По-видимому, нам нужно овладеть иным, более мудрым, может быть даже мистическим, пониманием животного мира. Отрезанный от природы, существующий с помощью искусственных, выдуманных навыков и приемов, человек нашей цивилизации созерцает создания природы сквозь увеличительное стекло своих знаний. Мы относимся к животным снисходительно благодаря их кажущейся незаконченности. Их судьба нам кажется трагической, предопределившей для них более низкую ступень развития по сравнению с человеком Мы ошибаемся и ошибаемся невероятно. О животных нельзя судить по людским меркам.
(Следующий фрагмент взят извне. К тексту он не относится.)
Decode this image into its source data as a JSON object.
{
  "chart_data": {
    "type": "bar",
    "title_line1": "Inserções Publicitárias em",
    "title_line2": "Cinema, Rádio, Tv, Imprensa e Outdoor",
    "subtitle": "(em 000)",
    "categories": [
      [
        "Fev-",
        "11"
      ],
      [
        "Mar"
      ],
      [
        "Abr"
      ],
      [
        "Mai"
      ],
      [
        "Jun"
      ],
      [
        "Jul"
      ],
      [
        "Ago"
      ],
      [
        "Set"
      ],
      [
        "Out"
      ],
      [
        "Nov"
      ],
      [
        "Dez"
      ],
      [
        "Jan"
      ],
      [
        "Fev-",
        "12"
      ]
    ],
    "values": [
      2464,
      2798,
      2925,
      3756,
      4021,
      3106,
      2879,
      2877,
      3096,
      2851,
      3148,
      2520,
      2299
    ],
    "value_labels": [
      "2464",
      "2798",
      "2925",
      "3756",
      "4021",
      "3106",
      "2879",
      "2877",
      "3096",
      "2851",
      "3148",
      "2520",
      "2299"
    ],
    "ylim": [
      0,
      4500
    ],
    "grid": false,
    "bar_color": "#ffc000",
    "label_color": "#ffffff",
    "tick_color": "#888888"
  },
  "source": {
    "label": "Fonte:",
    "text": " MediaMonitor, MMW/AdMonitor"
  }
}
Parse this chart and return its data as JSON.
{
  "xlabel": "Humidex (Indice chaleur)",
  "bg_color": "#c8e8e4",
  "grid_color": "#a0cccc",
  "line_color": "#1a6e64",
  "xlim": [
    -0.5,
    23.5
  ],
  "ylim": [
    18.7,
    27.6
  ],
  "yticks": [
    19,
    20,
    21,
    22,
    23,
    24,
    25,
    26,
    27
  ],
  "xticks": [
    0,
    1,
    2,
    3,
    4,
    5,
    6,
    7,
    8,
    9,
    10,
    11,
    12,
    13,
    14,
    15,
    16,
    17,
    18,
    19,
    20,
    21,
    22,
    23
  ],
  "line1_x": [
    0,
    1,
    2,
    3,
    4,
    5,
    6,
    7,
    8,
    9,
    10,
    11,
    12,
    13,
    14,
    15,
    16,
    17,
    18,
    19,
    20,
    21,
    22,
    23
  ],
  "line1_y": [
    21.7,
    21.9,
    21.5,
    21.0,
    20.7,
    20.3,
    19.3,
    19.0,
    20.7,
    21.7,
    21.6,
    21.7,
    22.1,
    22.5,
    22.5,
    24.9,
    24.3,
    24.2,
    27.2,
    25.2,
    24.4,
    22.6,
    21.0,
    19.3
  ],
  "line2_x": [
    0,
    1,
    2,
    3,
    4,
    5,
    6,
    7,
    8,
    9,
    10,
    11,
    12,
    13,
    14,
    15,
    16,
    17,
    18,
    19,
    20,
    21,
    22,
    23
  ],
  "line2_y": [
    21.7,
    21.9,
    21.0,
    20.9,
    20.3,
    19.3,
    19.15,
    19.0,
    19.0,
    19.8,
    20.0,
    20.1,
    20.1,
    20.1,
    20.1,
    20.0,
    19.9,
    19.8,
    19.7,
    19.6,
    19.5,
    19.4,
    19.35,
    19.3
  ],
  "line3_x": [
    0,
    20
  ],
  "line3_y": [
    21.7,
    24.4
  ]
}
В мире более древнем и совершенном, чем наш мир, они существуют как вполне совершенные и законченные создания, одаренные диапазоном ощущений, давно утерянных человеком, либо чувствами, ему недоступными: они живут в мире слов, которых мы никогда не услышим. Животные не являются ни нашими братьями, ни подчиненными, это другие народы, подобно нам пойманные в сети жизни и времени, товарищи в свершении земных трудов.
Послеполуденное солнце, красное, как раскаленное железо, склоняется к горизонту; прилив вползает вверх по пляжу, и пенная кромка окрашена в необычный малиновый цвет; в нескольких милях от берега грузовой пароход, появившись на горизонте со стороны отмелей, пробирается на север.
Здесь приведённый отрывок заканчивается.